To prevent this, operators will have to be proactive in communicating order status. Send them notifications or a text message (third-party couriers already allow this). If problems come up along the way, they want to be notified immediately via phone call so they would know what to expect. Your delivery person should be able to assist them if they could or direct them to the person who will be able to. 

On-premise dining means that food is just one problem you will be dealing with. The atmosphere should be comfortable, the tabletop should be complete and presentable, and servers should be polite and well-versed in the menu to make proper recommendations and answer any question a customer may have. When you deliver food, there is less customer interaction. One way to stay close to your customers is being accessible via mobile, so that they can reach you directly, which is something that they appreciate. 

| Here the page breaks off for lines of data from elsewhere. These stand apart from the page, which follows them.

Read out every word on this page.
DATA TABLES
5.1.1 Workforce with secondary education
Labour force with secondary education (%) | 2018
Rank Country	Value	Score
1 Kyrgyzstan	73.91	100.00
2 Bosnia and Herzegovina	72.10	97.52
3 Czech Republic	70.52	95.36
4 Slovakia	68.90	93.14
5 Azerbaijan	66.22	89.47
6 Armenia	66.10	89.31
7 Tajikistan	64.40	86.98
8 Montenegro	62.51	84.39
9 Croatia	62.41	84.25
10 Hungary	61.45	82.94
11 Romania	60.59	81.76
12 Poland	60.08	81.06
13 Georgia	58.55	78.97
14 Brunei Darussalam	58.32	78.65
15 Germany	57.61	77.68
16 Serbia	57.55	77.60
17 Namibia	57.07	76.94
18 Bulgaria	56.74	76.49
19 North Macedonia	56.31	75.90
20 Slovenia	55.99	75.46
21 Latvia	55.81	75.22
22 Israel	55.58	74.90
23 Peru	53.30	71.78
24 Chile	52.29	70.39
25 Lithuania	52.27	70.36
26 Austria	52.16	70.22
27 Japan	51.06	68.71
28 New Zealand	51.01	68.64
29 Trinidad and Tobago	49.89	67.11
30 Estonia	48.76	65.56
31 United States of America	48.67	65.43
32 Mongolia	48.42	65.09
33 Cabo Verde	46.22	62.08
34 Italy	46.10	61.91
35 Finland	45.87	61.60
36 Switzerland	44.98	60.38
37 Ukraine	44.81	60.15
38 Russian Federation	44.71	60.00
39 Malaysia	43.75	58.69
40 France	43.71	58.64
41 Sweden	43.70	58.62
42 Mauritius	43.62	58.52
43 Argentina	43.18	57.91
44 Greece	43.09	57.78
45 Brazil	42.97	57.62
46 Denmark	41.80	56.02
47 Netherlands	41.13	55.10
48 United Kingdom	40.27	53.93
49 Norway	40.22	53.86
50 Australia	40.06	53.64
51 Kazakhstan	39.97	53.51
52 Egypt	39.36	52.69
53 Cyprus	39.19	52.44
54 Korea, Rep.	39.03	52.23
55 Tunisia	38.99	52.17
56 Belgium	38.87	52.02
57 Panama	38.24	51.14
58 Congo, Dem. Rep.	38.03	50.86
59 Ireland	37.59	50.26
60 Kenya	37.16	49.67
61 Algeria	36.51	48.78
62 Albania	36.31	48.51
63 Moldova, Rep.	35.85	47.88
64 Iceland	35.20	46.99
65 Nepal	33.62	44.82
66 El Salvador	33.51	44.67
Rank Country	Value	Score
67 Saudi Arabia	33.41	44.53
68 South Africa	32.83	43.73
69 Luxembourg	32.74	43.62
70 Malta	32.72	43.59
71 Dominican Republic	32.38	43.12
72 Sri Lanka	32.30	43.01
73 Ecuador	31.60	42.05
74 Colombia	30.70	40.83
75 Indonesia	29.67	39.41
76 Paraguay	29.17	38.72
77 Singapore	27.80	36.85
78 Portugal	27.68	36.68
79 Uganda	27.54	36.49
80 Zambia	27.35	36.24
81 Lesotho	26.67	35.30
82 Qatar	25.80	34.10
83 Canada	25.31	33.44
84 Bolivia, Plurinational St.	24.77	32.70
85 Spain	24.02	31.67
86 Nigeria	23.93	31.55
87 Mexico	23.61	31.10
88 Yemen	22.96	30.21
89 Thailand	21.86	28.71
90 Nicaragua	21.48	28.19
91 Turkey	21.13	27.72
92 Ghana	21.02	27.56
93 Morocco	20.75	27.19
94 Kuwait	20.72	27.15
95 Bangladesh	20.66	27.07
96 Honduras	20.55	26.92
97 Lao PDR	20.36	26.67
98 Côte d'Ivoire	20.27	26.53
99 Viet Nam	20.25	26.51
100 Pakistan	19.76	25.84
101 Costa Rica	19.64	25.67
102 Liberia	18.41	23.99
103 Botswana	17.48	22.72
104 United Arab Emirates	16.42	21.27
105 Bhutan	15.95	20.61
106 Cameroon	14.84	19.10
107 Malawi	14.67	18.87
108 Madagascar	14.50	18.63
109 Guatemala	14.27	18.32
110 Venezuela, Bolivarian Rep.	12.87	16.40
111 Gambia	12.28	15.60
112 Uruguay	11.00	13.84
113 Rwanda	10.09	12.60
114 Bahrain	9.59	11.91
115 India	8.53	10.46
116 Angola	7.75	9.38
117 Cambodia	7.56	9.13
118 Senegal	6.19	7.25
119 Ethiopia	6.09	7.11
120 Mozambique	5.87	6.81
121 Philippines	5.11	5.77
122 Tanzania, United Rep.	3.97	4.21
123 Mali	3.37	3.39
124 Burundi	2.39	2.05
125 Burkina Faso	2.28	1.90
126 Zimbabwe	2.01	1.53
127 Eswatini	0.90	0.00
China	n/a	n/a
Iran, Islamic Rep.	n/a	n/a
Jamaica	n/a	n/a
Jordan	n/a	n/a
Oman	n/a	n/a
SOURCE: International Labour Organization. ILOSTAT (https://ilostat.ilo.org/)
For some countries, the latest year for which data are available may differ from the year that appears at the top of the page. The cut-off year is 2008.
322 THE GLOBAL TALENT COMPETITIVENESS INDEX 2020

Beyond your dining room, you are giving up a degree of control to your couriers who are in charge of bringing the food to your customer’s doorstep. If you have an in-house delivery staff, you can have more confidence because you will likely already be familiar with them as they are hired and chosen by you. However, if you are working with third-party couriers, you have to trust them to get the job done. That being said, make sure that they share your goal to deliver not just good food but 100 percent customer satisfaction.

There is also the issue of some delivery couriers sneaking a sip or a fry or two from the person’s order. This means you will also have to invest in tamper-proof packaging so you can be confident that the food arrives complete.

 off-premise restaurant sales

On-premise vs. Off-premise: Reliability

You may have unexpected technical glitches that would interrupt your operation and literally lose orders. Your mobile website or app can crash. If deliveries are an important part of your business, you should invest in topnotch web management assistance to prevent downtimes and get the website up and running in a matter of time should problems occur.

This is not a problem you will have on on-premise dining, although it is a risk in those using fully digital ordering and payment systems especially if you have everything connected. One part malfunctioning could disrupt the entire flow and cause issues to snowball, but you will be in a better position to solve the issue and can quickly jump back to the traditional pen-and-paper if your ordering kiosk goes out of commission. You may also want to keep the option to pay with cash as opposed to going completely cashless precisely for this issue and to prevent alienating a customer base that still prefers the old-fashioned way. 

Your staff might be nervous to use automated ordering and payment systems, so make sure that you make time to prepare them by doing a dry run with possible scenarios. 

On-premise vs. Off-premise: Brand awareness

If you run a ghost kitchen, your restaurant essentially exists virtually. While you have the benefit of being exposed to the large audience developed by third-party apps, which is hard to achieve without it, it also means you have to work extra hard to be present online. You don’t have a physical storefront, so your efforts will have to be directed to social media, ads, and a working, user-friendly website to successfully get the word out on your business and promote your products. You always have to be online because it is your main channel. You can’t have your website crashing or being unavailable because you risk losing business. You need to be able to quickly fix issues that may come up and be ready to prevent them from happening again.

Conclusion

In the battle of on-premise vs off-premise, many operators find the value in both on-premise and off-premise dining. That doesn’t stop the dining room from reducing in size, but it does push operators to do better in providing a worthwhile experience for customers who make an effort to visit your physical establishment.